In this announcement, unless otherwise stated, the following sources and bases of information have been used:

 

·      The value attributed to Britvic's entire issued and to be issued share capital ("Britvic Equity Value") of £3,199 million is based on:

·    the Proposal of 1,250 pence per Britvic share;

·    multiplied by Britvic's entire issued and to be issued share capital of 255,951,001 shares, comprising:

·    249,478,964 Britvic shares in issue as at Britvic's Interim Results for the six months ended 31 March 2024 ("Interim Results 2024");

·    plus 2,331,244 interests in shares held under the Britvic Executive Share Option Plan (as set out in Note 29 of Britvic's Annual Report and Accounts 2023); and

·    plus 4,140,793 interests in shares held under the Britvic Performance Share Plan (as set out in Note 29 of Britvic's Annual Report and Accounts 2023),

and assuming full dilution for these indicative purposes.

·      The implied enterprise value multiple of approximately 13.1x Britvic's LTM Adjusted EBITDA for the twelve month period ended 31 March 2024 has been calculated by reference to (a) an enterprise value of £3,963 million and (b) Britvic's Adjusted EBITDA for the twelve month period ended 31 March 2024 of £302 million (each as calculated in the manner set out below).

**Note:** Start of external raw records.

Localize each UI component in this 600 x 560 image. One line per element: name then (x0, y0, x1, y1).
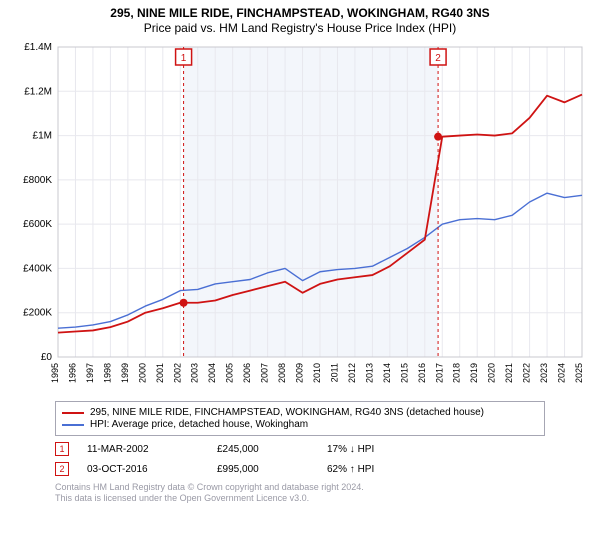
svg-text:1999: 1999 (120, 363, 130, 383)
svg-text:2001: 2001 (155, 363, 165, 383)
svg-text:2011: 2011 (329, 363, 339, 382)
legend-row: 295, NINE MILE RIDE, FINCHAMPSTEAD, WOKI… (62, 407, 538, 418)
legend-swatch-property (62, 412, 84, 414)
legend-label-hpi: HPI: Average price, detached house, Woki… (90, 419, 308, 430)
svg-text:2014: 2014 (382, 363, 392, 383)
svg-text:1997: 1997 (85, 363, 95, 383)
svg-text:2002: 2002 (172, 363, 182, 383)
svg-text:£1M: £1M (33, 131, 52, 142)
svg-text:2007: 2007 (260, 363, 270, 383)
svg-text:2004: 2004 (207, 363, 217, 383)
chart-title-subtitle: Price paid vs. HM Land Registry's House … (10, 21, 590, 35)
svg-text:2006: 2006 (242, 363, 252, 383)
svg-text:2000: 2000 (137, 363, 147, 383)
legend: 295, NINE MILE RIDE, FINCHAMPSTEAD, WOKI… (55, 401, 545, 436)
sale-marker-row: 1 11-MAR-2002 £245,000 17% ↓ HPI (55, 442, 545, 456)
svg-text:£400K: £400K (23, 263, 52, 274)
svg-text:2020: 2020 (487, 363, 497, 383)
price-chart: 1995 1996 1997 1998 1999 2000 2001 2002 2003 2004… (10, 39, 590, 395)
svg-text:2009: 2009 (295, 363, 305, 383)
sale-date: 11-MAR-2002 (87, 444, 217, 455)
svg-text:1996: 1996 (67, 363, 77, 383)
attribution-footer: Contains HM Land Registry data © Crown c… (55, 482, 545, 505)
legend-label-property: 295, NINE MILE RIDE, FINCHAMPSTEAD, WOKI… (90, 407, 484, 418)
svg-text:2013: 2013 (364, 363, 374, 383)
svg-text:2016: 2016 (417, 363, 427, 383)
svg-text:2008: 2008 (277, 363, 287, 383)
svg-text:1998: 1998 (102, 363, 112, 383)
svg-text:2019: 2019 (469, 363, 479, 383)
legend-swatch-hpi (62, 424, 84, 426)
svg-text:2003: 2003 (190, 363, 200, 383)
sale-marker-icon: 2 (55, 462, 69, 476)
sale-delta-vs-hpi: 62% ↑ HPI (327, 464, 447, 475)
svg-text:£800K: £800K (23, 175, 52, 186)
footer-line: Contains HM Land Registry data © Crown c… (55, 482, 545, 493)
sale-date: 03-OCT-2016 (87, 464, 217, 475)
svg-text:1995: 1995 (50, 363, 60, 383)
svg-text:2005: 2005 (225, 363, 235, 383)
sale-price: £245,000 (217, 444, 327, 455)
sale-marker-row: 2 03-OCT-2016 £995,000 62% ↑ HPI (55, 462, 545, 476)
svg-text:£600K: £600K (23, 219, 52, 230)
legend-row: HPI: Average price, detached house, Woki… (62, 419, 538, 430)
svg-text:2022: 2022 (522, 363, 532, 383)
svg-text:£1.4M: £1.4M (24, 42, 52, 53)
svg-text:2: 2 (435, 53, 441, 64)
svg-text:£0: £0 (41, 352, 53, 363)
sale-delta-vs-hpi: 17% ↓ HPI (327, 444, 447, 455)
svg-text:2015: 2015 (399, 363, 409, 383)
footer-line: This data is licensed under the Open Gov… (55, 493, 545, 504)
svg-text:2023: 2023 (539, 363, 549, 383)
svg-text:2021: 2021 (504, 363, 514, 383)
svg-text:1: 1 (181, 53, 187, 64)
chart-title-address: 295, NINE MILE RIDE, FINCHAMPSTEAD, WOKI… (10, 6, 590, 20)
svg-text:2024: 2024 (557, 363, 567, 383)
sale-price: £995,000 (217, 464, 327, 475)
svg-text:2025: 2025 (574, 363, 584, 383)
svg-text:2010: 2010 (312, 363, 322, 383)
svg-text:£1.2M: £1.2M (24, 86, 52, 97)
svg-text:2017: 2017 (434, 363, 444, 383)
svg-text:2018: 2018 (452, 363, 462, 383)
svg-text:2012: 2012 (347, 363, 357, 383)
sale-marker-icon: 1 (55, 442, 69, 456)
svg-text:£200K: £200K (23, 308, 52, 319)
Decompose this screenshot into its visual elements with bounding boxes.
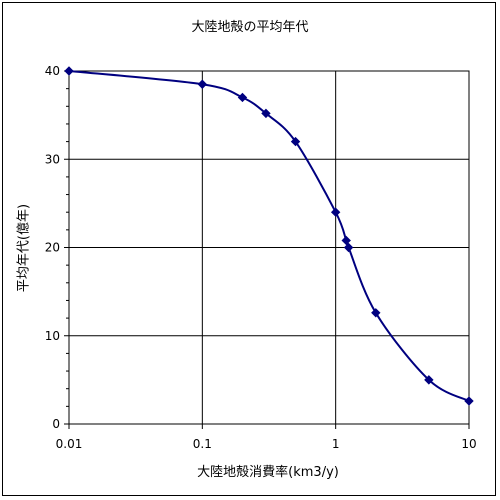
y-tick-label: 20 [45,241,60,255]
x-tick-label: 0.01 [56,437,83,451]
x-tick-label: 10 [461,437,476,451]
data-point [261,108,271,119]
data-point [464,396,474,406]
chart-title: 大陸地殻の平均年代 [191,20,309,35]
data-point [343,242,354,253]
y-tick-label: 10 [45,329,60,343]
x-tick-label: 1 [332,437,340,451]
y-tick-label: 0 [52,417,60,431]
data-point [290,136,301,147]
x-axis-label: 大陸地殻消費率(km3/y) [197,465,339,480]
data-point [341,235,351,246]
data-point [64,66,74,76]
y-tick-label: 30 [45,152,60,166]
data-point [330,207,341,217]
data-point [371,308,381,318]
x-tick-label: 0.1 [193,437,212,451]
y-tick-label: 40 [45,64,60,78]
data-point [424,375,434,385]
data-point [197,79,208,89]
data-point [237,92,248,103]
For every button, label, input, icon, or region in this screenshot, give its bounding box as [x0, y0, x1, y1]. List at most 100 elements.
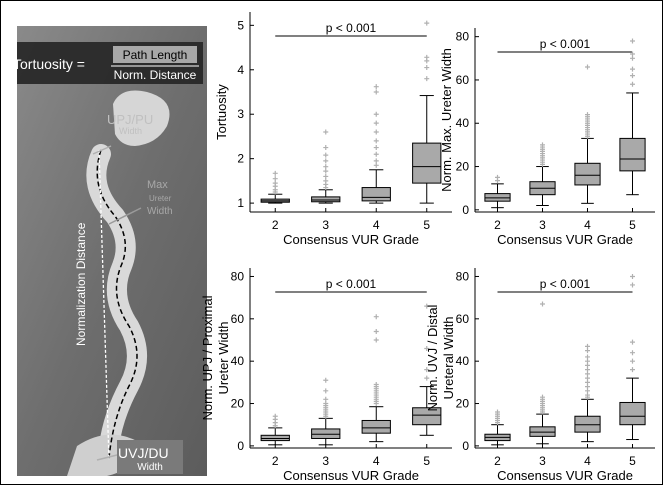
chart3-y-tick-label: 20: [231, 397, 245, 411]
chart2-box: [484, 193, 511, 202]
chart1-outlier: [323, 129, 329, 135]
chart3-x-axis-label: Consensus VUR Grade: [283, 468, 419, 483]
chart1-y-tick-label: 3: [237, 107, 244, 121]
chart3-outlier: [323, 377, 329, 383]
chart4-outlier: [585, 388, 590, 394]
chart2-x-axis-label: Consensus VUR Grade: [497, 232, 633, 247]
chart3-y-tick-label: 0: [237, 439, 244, 453]
chart4-outlier: [630, 367, 635, 373]
chart1-box: [412, 142, 442, 184]
chart4-outlier: [630, 273, 635, 279]
chart4-x-tick-label: 4: [584, 454, 591, 468]
chart3-outlier: [424, 345, 430, 351]
chart2-outlier: [630, 55, 635, 61]
max-sub-label-1: Ureter: [149, 194, 172, 203]
chart4-box: [529, 426, 556, 437]
chart1-x-tick-label: 5: [423, 218, 430, 232]
chart1-x-tick-label: 2: [272, 218, 279, 232]
chart3-box: [361, 419, 391, 434]
chart3-box: [260, 434, 290, 442]
chart1-y-axis-label: Tortuosity: [214, 84, 229, 140]
chart4-outlier: [630, 350, 635, 356]
chart2-outlier: [630, 38, 635, 44]
chart4-outlier: [630, 358, 635, 364]
chart4-outlier: [585, 358, 590, 364]
chart3-outlier: [373, 329, 379, 335]
chart1-outlier: [373, 89, 379, 95]
chart4-y-tick-label: 40: [456, 354, 470, 368]
chart3-outlier: [373, 381, 379, 387]
chart1-outlier: [373, 84, 379, 90]
chart3-outlier: [323, 388, 329, 394]
chart3-box: [311, 428, 341, 439]
chart1-outlier: [373, 158, 379, 164]
chart2-x-tick-label: 4: [584, 218, 591, 232]
chart3-outlier: [323, 396, 329, 402]
chart4-outlier: [540, 301, 545, 307]
chart4-y-tick-label: 20: [456, 397, 470, 411]
chart1-outlier: [323, 158, 329, 164]
formula-numerator-box: [113, 46, 197, 63]
chart2-y-tick-label: 80: [456, 30, 470, 44]
chart4-significance-label: p < 0.001: [540, 277, 591, 291]
chart2-y-axis-label: Norm. Max. Ureter Width: [439, 48, 454, 192]
chart1-outlier: [373, 162, 379, 168]
renal-pelvis-shape: [113, 90, 170, 146]
chart4-box: [574, 415, 601, 433]
uvj-label-box: [117, 440, 183, 474]
chart2-box: [574, 162, 601, 186]
chart4-box: [619, 401, 646, 426]
chart1-y-tick-label: 1: [237, 196, 244, 210]
chart4-outlier: [585, 371, 590, 377]
chart1-box: [311, 196, 341, 203]
upj-label: UPJ/PU: [107, 112, 153, 127]
max-label: Max: [147, 179, 168, 191]
chart2-y-tick-label: 20: [456, 160, 470, 174]
chart1-y-tick-label: 5: [237, 18, 244, 32]
chart1-outlier: [272, 180, 278, 186]
chart3-outlier: [424, 375, 430, 381]
chart2-y-tick-label: 0: [462, 203, 469, 217]
chart2-y-tick-label: 60: [456, 73, 470, 87]
normalization-label: Normalization Distance: [74, 222, 88, 346]
chart4-outlier: [495, 409, 500, 415]
chart2-outlier: [495, 174, 500, 180]
chart1-outlier: [373, 111, 379, 117]
chart1-x-tick-label: 3: [322, 218, 329, 232]
chart2-y-tick-label: 40: [456, 116, 470, 130]
chart4-outlier: [630, 339, 635, 345]
chart3-significance-label: p < 0.001: [326, 277, 377, 291]
max-width-marker: [108, 207, 142, 225]
chart2-outlier: [630, 51, 635, 57]
chart4-outlier: [585, 348, 590, 354]
chart3-x-tick-label: 2: [272, 454, 279, 468]
formula-denominator: Norm. Distance: [114, 68, 197, 82]
chart4-outlier: [585, 392, 590, 398]
chart1-outlier: [323, 152, 329, 158]
path-length-line: [96, 149, 138, 459]
chart4-y-tick-label: 0: [462, 439, 469, 453]
chart4-outlier: [585, 343, 590, 349]
chart2-x-tick-label: 3: [539, 218, 546, 232]
chart2-significance-label: p < 0.001: [540, 37, 591, 51]
chart4-outlier: [585, 362, 590, 368]
uvj-label: UVJ/DU: [118, 445, 169, 461]
chart1-outlier: [323, 173, 329, 179]
chart3-y-tick-label: 60: [231, 312, 245, 326]
chart3-box: [412, 407, 442, 426]
chart1-x-axis-label: Consensus VUR Grade: [283, 232, 419, 247]
chart2-outlier: [630, 66, 635, 72]
chart4-y-tick-label: 60: [456, 312, 470, 326]
chart4-outlier: [585, 375, 590, 381]
chart4-x-tick-label: 2: [494, 454, 501, 468]
chart4-y-tick-label: 80: [456, 269, 470, 283]
normalization-distance-line: [98, 149, 110, 461]
chart3-outlier: [424, 367, 430, 373]
chart1-outlier: [373, 138, 379, 144]
chart3-outlier: [323, 401, 329, 407]
chart2-outlier: [630, 81, 635, 87]
chart1-outlier: [373, 151, 379, 157]
chart1-box: [361, 187, 391, 202]
chart3-outlier: [373, 337, 379, 343]
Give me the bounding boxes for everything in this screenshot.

·    Enterprise value of £3,963 million is calculated as Britvic Equity Value of £3,199 million plus the following figures as at 31 March 2024 sourced from Britvic's Interim Results 2024:

·    plus adjusted net debt of £694 million; and

·    plus lease liabilities of £70 million.

·      Britvic's Adjusted EBITDA for the twelve month period ended 31 March 2024 of £302 million is implied from Adjusted Net Debt of £694 million as at 31 March 2024, and Adjusted Net Debt / EBITDA of 2.3x as at 31 March 2024, both sourced from Britvic's Interim Results 2024;

Certain figures included in this announcement have been subject to rounding adjustments.